Let's consider for example, this dataset:

100.0
120.0
400.0
500.0
20.0
12.0
33.0
...
8.0
9.0
...

The result I just want to get is:

0.0 1
1.0 2
5.0 3
8.0 4
9.0 5
...
27898880 2500000
27898893 2500001
....

I have tried the window function row_number() in SparkSQL as below, but it can not use the multi-cores, it just run in single-core, so it is so slow.

select
    score,
    row_number() over(order by score) as sort
from
    my_score_data

1 Answers

1
Oli On Best Solutions

As you mention it, a non partioned window is not a good idea. Indeed, not only is it mono core, but it also creates a lot of shuffle. All the data ends up in one partition, and thus on one node, which can cause an out of memory error (and most certainly will with large datasets).

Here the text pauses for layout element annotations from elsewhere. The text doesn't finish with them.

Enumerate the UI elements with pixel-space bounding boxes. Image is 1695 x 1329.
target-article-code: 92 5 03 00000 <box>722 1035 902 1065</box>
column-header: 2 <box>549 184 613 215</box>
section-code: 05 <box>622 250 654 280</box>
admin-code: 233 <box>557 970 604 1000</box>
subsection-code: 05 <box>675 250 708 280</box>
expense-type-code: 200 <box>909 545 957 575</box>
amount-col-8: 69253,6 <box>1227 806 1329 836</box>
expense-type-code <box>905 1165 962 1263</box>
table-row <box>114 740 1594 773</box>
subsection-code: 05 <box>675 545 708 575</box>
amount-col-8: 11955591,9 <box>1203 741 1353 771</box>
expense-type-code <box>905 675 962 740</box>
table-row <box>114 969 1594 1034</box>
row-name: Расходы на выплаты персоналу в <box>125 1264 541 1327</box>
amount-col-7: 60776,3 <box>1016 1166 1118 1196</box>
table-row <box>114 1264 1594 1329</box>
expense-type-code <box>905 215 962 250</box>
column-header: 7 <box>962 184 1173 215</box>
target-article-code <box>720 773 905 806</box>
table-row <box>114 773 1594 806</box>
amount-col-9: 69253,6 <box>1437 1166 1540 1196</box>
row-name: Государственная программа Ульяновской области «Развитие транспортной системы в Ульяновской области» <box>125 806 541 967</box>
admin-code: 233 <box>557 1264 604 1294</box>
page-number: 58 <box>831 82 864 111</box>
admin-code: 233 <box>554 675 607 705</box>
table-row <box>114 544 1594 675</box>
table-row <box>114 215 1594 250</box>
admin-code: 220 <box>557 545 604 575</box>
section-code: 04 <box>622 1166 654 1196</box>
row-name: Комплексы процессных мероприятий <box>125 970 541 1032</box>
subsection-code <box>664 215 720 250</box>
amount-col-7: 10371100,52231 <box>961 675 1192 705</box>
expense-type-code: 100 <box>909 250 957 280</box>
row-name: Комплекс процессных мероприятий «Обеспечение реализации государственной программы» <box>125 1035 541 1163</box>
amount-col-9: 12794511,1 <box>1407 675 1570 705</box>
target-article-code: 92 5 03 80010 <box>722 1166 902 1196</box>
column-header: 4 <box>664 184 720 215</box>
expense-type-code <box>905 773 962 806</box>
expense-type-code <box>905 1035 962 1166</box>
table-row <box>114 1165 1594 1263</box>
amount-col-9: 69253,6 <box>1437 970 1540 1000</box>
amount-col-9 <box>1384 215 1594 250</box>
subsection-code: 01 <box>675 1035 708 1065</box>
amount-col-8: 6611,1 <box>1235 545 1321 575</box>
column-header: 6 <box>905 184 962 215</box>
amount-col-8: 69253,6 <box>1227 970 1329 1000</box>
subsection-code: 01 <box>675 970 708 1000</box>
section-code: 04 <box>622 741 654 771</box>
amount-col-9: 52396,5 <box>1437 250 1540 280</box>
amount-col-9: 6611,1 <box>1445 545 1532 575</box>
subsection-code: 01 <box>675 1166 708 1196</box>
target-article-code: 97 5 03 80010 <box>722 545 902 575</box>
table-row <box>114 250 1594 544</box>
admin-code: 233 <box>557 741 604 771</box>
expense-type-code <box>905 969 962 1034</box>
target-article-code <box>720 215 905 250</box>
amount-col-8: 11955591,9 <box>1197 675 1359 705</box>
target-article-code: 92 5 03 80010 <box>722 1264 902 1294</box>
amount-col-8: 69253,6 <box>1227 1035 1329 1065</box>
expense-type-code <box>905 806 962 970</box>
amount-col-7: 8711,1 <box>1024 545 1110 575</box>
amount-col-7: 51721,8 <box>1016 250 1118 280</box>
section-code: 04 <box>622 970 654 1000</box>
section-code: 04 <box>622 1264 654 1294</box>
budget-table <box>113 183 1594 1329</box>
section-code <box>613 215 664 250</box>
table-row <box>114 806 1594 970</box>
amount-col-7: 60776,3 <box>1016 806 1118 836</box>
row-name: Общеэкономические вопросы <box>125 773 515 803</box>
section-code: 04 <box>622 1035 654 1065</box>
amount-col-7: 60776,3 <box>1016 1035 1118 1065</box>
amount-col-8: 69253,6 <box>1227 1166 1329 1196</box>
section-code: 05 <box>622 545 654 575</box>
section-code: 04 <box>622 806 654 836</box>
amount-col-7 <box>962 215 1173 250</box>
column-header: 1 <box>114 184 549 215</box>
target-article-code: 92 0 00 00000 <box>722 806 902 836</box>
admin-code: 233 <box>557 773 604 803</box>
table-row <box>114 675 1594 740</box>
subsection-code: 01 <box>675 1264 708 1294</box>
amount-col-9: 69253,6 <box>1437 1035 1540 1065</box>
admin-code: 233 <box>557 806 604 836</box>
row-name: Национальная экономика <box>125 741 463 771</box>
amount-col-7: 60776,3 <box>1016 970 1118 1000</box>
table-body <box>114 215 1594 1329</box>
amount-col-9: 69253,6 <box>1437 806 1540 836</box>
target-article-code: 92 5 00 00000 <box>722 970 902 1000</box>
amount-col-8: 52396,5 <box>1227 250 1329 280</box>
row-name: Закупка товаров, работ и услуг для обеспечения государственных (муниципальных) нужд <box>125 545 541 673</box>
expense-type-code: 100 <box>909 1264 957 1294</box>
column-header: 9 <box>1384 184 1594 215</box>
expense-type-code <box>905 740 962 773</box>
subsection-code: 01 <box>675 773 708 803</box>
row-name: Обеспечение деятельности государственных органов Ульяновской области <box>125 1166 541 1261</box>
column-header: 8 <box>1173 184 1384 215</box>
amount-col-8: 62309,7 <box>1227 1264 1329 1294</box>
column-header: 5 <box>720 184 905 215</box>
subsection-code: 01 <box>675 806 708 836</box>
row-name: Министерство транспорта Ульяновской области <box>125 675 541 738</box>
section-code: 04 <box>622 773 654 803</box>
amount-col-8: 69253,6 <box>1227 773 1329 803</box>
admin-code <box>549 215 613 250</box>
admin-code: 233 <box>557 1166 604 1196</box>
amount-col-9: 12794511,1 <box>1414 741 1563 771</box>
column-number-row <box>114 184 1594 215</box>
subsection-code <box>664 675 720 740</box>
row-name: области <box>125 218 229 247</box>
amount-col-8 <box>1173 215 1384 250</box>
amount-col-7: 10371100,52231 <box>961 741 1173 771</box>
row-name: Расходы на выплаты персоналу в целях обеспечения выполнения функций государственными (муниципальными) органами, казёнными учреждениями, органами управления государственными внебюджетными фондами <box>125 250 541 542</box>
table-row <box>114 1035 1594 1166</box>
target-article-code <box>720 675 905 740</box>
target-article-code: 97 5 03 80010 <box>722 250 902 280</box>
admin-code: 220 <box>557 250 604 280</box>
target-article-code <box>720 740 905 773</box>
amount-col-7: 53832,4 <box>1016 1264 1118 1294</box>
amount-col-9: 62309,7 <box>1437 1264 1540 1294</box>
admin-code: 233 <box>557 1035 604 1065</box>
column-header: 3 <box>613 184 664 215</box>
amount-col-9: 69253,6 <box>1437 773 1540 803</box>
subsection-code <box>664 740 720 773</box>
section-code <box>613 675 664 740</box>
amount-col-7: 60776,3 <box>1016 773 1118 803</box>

To solve your problem, there are several solutions in Spark. The simplest one is to use the RDD API. If you need consecutive indices, you can use zipWithIndex. It is much more efficient than a window. It triggers a simple spark job.

val rdd = sc
    .textFile("hdfs:///pathToFile/file.txt")
    .sortBy(identity) // just in case you want sorted data
val tupleRDD = rdd.zipWithIndex // A rdd of tuple, the index is at the 2nd place
val stringRDD = tupleRDD.map(t => t._1 + " " + t._2) // we can also create a string

If you don't need consecutive indices, but only increasing indices (with possible gaps), you can use zipWithUniqueId() instead. It does not trigger any spark job and will thus be extremely efficient.